It’s one week.
That’s the only thing you can think. That’s the only thing you can say. Really, that’s the only thing that will get you through till next Sunday without wanting to put the rest of your season tickets on eBay. Say it again. Say it over and over again.
Italicize it — It’s one week.
Boldface it — It’s one week.
Go all caps. Use slammers!!!!
IT’S ONE WEEK!!!!!!
Well. It had better be. Because Sunday night the Giants didn’t belong on the same field as the Cowboys. They didn’t belong in the same area code — the Cowboys were 201, the Giants 732. Maybe 305. Yes. That’s Florida. That’s how far removed they seemed from the Cowboys. The final 40-0. In truth, it could have been anything the infidels from Dallas wanted. It was that bad. It was that brutal.
Remember last year, Week 1? Last year, Week 1, the Giants played a marvelous, masterful game against the Titans, in Nashville. They spotted the AFC’s defending top seed a 13-0 lead. They were getting overwhelmed, both sides. Brian Daboll cleared his throat at the half. He went for two late, the Giants made it, won, 21-20, and the rest of the season we kept going back to that game.
Kept saying: That’s the one that set the tone.
And forget the fact that this happened to be true, it also runs counter to every bit of day-after logic we hear after the first week of a football season. We even have a name for it: Overreaction Monday. Teams are never as good as they look when they win in Week 1, or as bad as they look when they lose the opener. That’s the narrative anyway.
Unless — like last year — Week 1 really does set a tone.
Then it’s cited like a law precedent.
So the Giants really need to hope that next week in the Arizona desert, they honor what their fans are going to be chanting like a mantra — IT’S ONE WEEK!!! — for the next six days.
Because if this one set a tone?
Then the season is going to be tone-deaf. Because there wasn’t one thing the Giants did well. They couldn’t protect Daniel Jones. They couldn’t get to Dak Prescott. They couldn’t hold onto the ball. Their most reliable player a year ago — kicker Graham Gano — had his first kick of the year blocked and returned for a touchdown. He duck-hooked his second, from 36 yards.
More?

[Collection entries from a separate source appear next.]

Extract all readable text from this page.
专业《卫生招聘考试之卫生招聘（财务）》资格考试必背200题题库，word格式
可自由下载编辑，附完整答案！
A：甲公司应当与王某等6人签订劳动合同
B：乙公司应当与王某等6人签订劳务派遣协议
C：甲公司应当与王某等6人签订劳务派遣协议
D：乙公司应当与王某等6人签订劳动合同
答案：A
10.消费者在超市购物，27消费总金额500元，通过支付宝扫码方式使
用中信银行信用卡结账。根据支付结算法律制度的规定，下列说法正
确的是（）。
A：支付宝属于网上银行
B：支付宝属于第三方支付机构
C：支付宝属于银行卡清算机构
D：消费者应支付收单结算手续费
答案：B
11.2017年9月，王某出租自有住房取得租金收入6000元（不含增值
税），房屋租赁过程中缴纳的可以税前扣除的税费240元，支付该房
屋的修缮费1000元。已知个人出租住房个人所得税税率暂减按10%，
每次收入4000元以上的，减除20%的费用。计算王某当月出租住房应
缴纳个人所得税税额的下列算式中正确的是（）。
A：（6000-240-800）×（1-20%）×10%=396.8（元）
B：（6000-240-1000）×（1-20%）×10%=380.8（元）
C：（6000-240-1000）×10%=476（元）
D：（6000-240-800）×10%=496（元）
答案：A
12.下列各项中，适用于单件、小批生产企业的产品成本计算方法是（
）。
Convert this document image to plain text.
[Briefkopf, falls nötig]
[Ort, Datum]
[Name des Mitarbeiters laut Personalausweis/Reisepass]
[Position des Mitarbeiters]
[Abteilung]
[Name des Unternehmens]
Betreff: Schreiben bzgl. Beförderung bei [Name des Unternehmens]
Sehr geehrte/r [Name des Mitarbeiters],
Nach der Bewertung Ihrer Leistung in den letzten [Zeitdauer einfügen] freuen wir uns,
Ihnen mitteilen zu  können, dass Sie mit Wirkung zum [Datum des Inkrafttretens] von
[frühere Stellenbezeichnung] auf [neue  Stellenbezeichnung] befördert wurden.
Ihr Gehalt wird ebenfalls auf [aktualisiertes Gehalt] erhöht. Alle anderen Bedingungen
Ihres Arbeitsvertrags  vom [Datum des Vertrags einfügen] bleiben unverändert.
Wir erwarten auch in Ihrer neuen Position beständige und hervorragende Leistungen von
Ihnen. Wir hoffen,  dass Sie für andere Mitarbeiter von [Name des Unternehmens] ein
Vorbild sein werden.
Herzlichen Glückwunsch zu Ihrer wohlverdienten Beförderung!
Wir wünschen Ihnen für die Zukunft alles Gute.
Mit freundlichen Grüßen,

The Giants had two first-half drives inside the Dallas 15; the Cowboys wound up outscoring them on those two drives, 6-0. More?? Through the third quarter, the Giants trailed 33-0. That meant that in seven straight quarters against their two biggest blood rivals — Eagles in last year’s playoff game, Cowboys Sunday night — the Giants had been outscored 71-7.
Read that one again.
Seventy-one to seven.
It’s one week.
It’s one week.
IT’S ONE WEEK!!!!!!
It’s the only way to root. It’s the only way to hope. It’s the only way to believe. You will spend the week — and you should — reminding yourself that the ’07 Giants allowed themselves to get trucked for 80 points in starting that season 0-2. You will spend the week — and you should — recollecting that four years later the Giants were clobbered by a Washington team that finished 5-11. Hell, it may be worth your while to spend the week remembering that the ’86 Giants lost the opener to the Cowboys.
And all of those seasons, you may recall, wound up OK.
The Giants were, in the words of Marsellus Wallace in “Pulp Fiction,” “Pretty bleepin’ far from OK,” Sunday night. If you’ve seen the terrific documentary “BS High” on HBO, what this game actually resembled was the 58-0 hurting that IGA Academy laid on Bishop Sycamore, which served as the impetus for that whole absurdist story to unravel.
Sycamore’s season ended after that one. The Giants will be required to play 16 more. Maybe in a few months — maybe sooner than that — this will all seem funny. For now, there is nothing funny about Cowboys 40, Giants 0. Not even a little bit. Not even if it’s only one week.